Lors d'un échange avec la presse à bord de l'Air Force One, Trump a été directement interrogé sur son soutien à Rubio en tant que candidat principal au sein du Parti Républicain pour les prochaines élections présidentielles.
Marco Rubio a reçu des critiques très positives à Munich. Existe-t-il un scénario dans lequel vous le soutiendriez en tant que candidat principal en 2028 ?” a demandé un journaliste.
Trump a évité de donner une réponse définitive, mais il a loué à la fois Rubio et l'actuel vice-président JD Vance, soulignant que tous deux sont des figures fortes au sein de son administration.
« Ce n'est pas quelque chose dont je dois me préoccuper maintenant. Il me reste trois ans, donc ce n'est pas quelque chose qui doit m'inquiéter », a répondu Trump.
Il a ensuite ajouté : « JD est fantastique et Marco aussi. Tous les deux sont fantastiques. Et je pense que Marco a fait un excellent travail à Munich. »

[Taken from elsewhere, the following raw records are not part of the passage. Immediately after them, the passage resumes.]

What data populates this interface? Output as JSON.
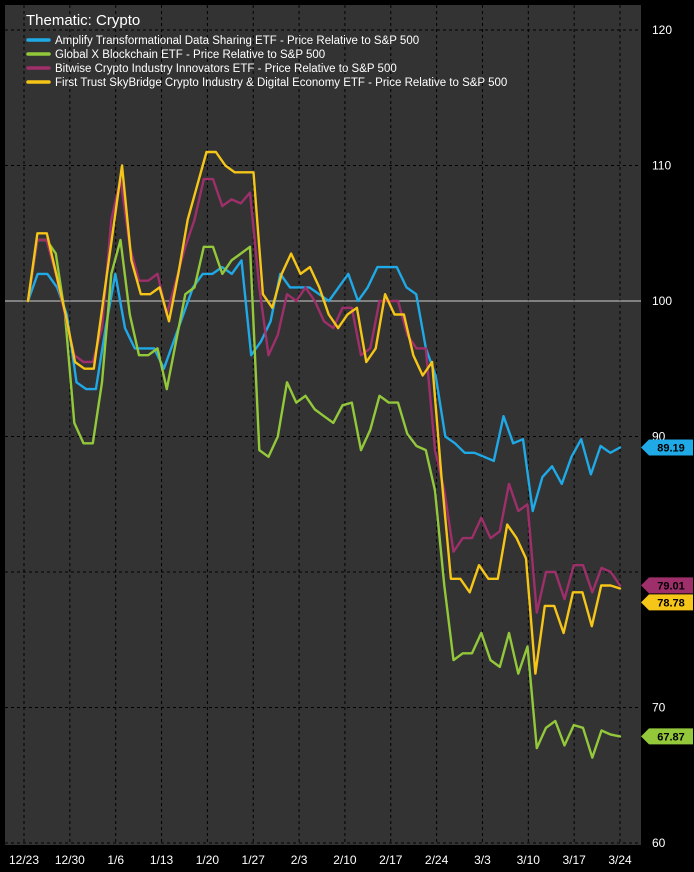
{
  "chart_data": {
    "type": "line",
    "title": "Thematic: Crypto",
    "ylim": [
      60,
      120
    ],
    "yticks": [
      60,
      70,
      90,
      100,
      110,
      120
    ],
    "reference_line": 100,
    "x_tick_labels": [
      "12/23",
      "12/30",
      "1/6",
      "1/13",
      "1/20",
      "1/27",
      "2/3",
      "2/10",
      "2/17",
      "2/24",
      "3/3",
      "3/10",
      "3/17",
      "3/24"
    ],
    "legend_position": "top-left",
    "grid": true,
    "series": [
      {
        "name": "Amplify Transformational Data Sharing ETF - Price Relative to S&P 500",
        "color": "#1fa9e6",
        "last_label": "89.19",
        "values": [
          100,
          102,
          102,
          101,
          99,
          94,
          93.5,
          93.5,
          98,
          102,
          98,
          96.5,
          96.5,
          96.5,
          95,
          97,
          99,
          101,
          102,
          102,
          102.5,
          102,
          103,
          96,
          97,
          98.5,
          102,
          101,
          101,
          101,
          100.5,
          100,
          101,
          102,
          100,
          101,
          102.5,
          102.5,
          102.5,
          101,
          100.5,
          96.5,
          94.5,
          90,
          89.5,
          88.8,
          88.8,
          88.5,
          88.2,
          91.5,
          89.5,
          89.8,
          84.5,
          87,
          87.8,
          86.5,
          88.5,
          89.8,
          87.2,
          89.3,
          88.8,
          89.19
        ]
      },
      {
        "name": "Global X Blockchain ETF - Price Relative to S&P 500",
        "color": "#93c83b",
        "last_label": "67.87",
        "values": [
          100,
          104.5,
          104.5,
          103.5,
          99,
          91,
          89.5,
          89.5,
          94,
          102,
          104.5,
          99,
          96,
          96,
          96.5,
          93.5,
          97,
          100.5,
          101,
          104,
          104,
          102,
          103,
          103.5,
          104,
          89,
          88.5,
          90,
          94,
          92.5,
          93,
          92,
          91.5,
          91,
          92.3,
          92.5,
          89,
          90.5,
          93,
          92.5,
          92.5,
          90.2,
          89.3,
          89,
          86,
          79,
          73.5,
          74,
          74,
          75.5,
          73.5,
          73,
          75.5,
          72.5,
          74.5,
          67,
          68.5,
          69,
          67.2,
          68.7,
          68.5,
          66.3,
          68.3,
          68,
          67.87
        ]
      },
      {
        "name": "Bitwise Crypto Industry Innovators ETF - Price Relative to S&P 500",
        "color": "#9e2f6a",
        "last_label": "79.01",
        "values": [
          100,
          104.5,
          104.5,
          102,
          99,
          96,
          95.5,
          95.5,
          98,
          106,
          109,
          104,
          101.5,
          101.5,
          102,
          99,
          101.5,
          104,
          106,
          109,
          109,
          107,
          107.5,
          107.2,
          108,
          101,
          96,
          97.5,
          100.5,
          100,
          101,
          100,
          98.5,
          98,
          99.5,
          99.5,
          96,
          96.5,
          100,
          100,
          100,
          97.5,
          96.5,
          96.5,
          89,
          86,
          81.5,
          82.5,
          82.5,
          84,
          82.5,
          83,
          86.5,
          84.5,
          85,
          77,
          80,
          80,
          78,
          80.5,
          80.5,
          78.5,
          80.3,
          80,
          79.01
        ]
      },
      {
        "name": "First Trust SkyBridge Crypto Industry & Digital Economy ETF - Price Relative to S&P 500",
        "color": "#f5c518",
        "last_label": "78.78",
        "values": [
          100,
          105,
          105,
          102,
          99,
          95.5,
          95,
          95,
          100,
          105,
          110,
          103,
          100.5,
          100.5,
          101,
          98.5,
          102,
          106,
          108.5,
          111,
          111,
          110,
          109.5,
          109.5,
          109.5,
          100.5,
          99.5,
          102,
          103.5,
          102,
          102.5,
          101,
          99,
          98,
          99,
          99.5,
          95.5,
          96.5,
          100.5,
          99,
          99,
          96,
          94.5,
          95.5,
          87,
          79.5,
          79.5,
          78.5,
          80.5,
          79.5,
          79.5,
          83.5,
          82.5,
          81,
          72.5,
          77.5,
          77.5,
          75.5,
          78.5,
          78.5,
          76,
          79,
          79,
          78.78
        ]
      }
    ]
  }
}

Rubio prend de l'importance sur la scène internationale
Les commentaires interviennent après que Rubio ait reçu une attention positive lors de la Conférence de sécurité de Munich, un événement clé pour la diplomatie mondiale où le Cubano-américain - désormais responsable de la politique étrangère américaine - a accru sa visibilité internationale.
Bien que Trump n'ait pas explicitement mentionné un soutien présidentiel futur, ses mots reflètent que Rubio reste une figure pertinente au sein du trumpisme et comme un possible concurrent dans le paysage républicain post-Trump.
Succession au sein du Parti républicain ?
Avec Trump déjà en train de projeter le reste de son mandat, la conversation autour de qui dirigera le mouvement républicain en 2028 commence à prendre de l’ampleur. JD Vance apparaît comme l’héritier naturel, mais Rubio, avec son propre poids politique et une base importante parmi les électeurs conservateurs et cubano-américains, reste une option solide.
Pour l'instant, Trump se contente de le louer… mais la question est déjà sur la table.